I can never forget how one day my father invited home my school auto-driver uncle and his family of four for lunch just because he had expressed his love for Bengali food. He had been driving us to school since the last six years and was known to be a responsible and honest man. Parents and children vouched for his good behaviour. That day, my Mom cooked authentic Bengali food and we sat across the dining table and ate together with the auto-driver's family. I could see there were tears in his eyes and his wife didn't even raise her head even once while eating out of a sense of inferiority. My parents tried their best to make them feel comfortable. I remember feeling a bit ashamed when my auto-driver happily and emotionally told my friends who took the same auto to school about the feast. I was worried how my friends will judge me for being ‘family friends’ with an auto-driver’s family. My Dad explained it to me one day, “It is not the financial or professional status of an individual or family that defines a person, it is the character and a beautiful heart that the person has”. I remember the day my grandfather fell sick and had to be rushed to emergency in a critical condition, the auto driver uncle came to our house in less than five minutes and took him to the hospital.

I remember as a teenager discussing all kinds of issues with my parents - be it studies, love, infatuation, friendship, controversial and adult topics with ease. They would never ridicule the subject or an individual but always guide us to the right path. Even now, at the age of 31, I get more joy talking about my traveling or people experiences with my parents than my same-age friends. Their child-like curiosity and flourishing knowledge about the worldly affairs has broadened their horizons and makes them an interesting duo with whom you can talk about anything under the sun.

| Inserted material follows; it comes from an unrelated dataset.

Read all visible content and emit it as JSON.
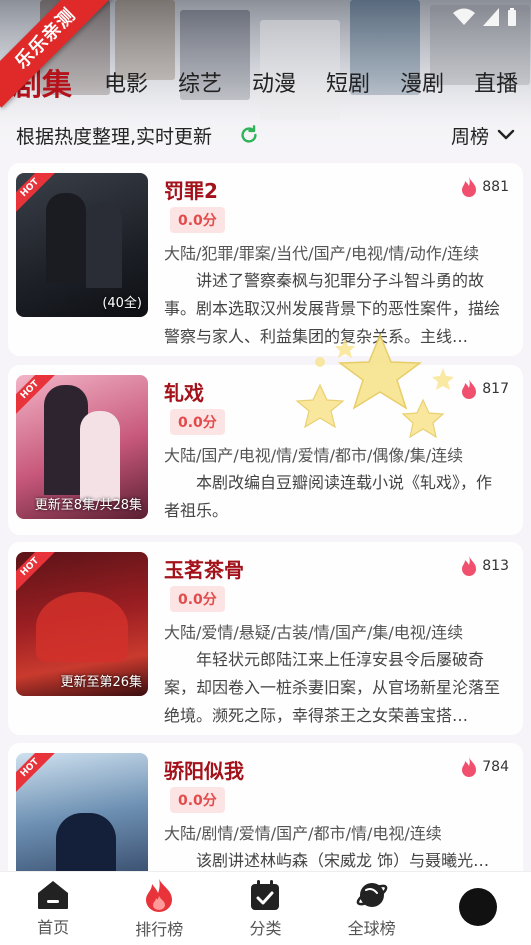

I wish I can be that parent who goes with their grown-up children on vacations, explores the world, befriends different people from different parts of the globe, learns about their experiences, laughs out aloud, sings and dances when happy, races down the street on a bicycle and enjoys a guilt-free ice-cream treat to say the least. I don’t want to be the ‘quintessential parent’!

What next now? May be an adventurous road trip to one of the remote hills with my parents? Who said that only young people can have all the fun!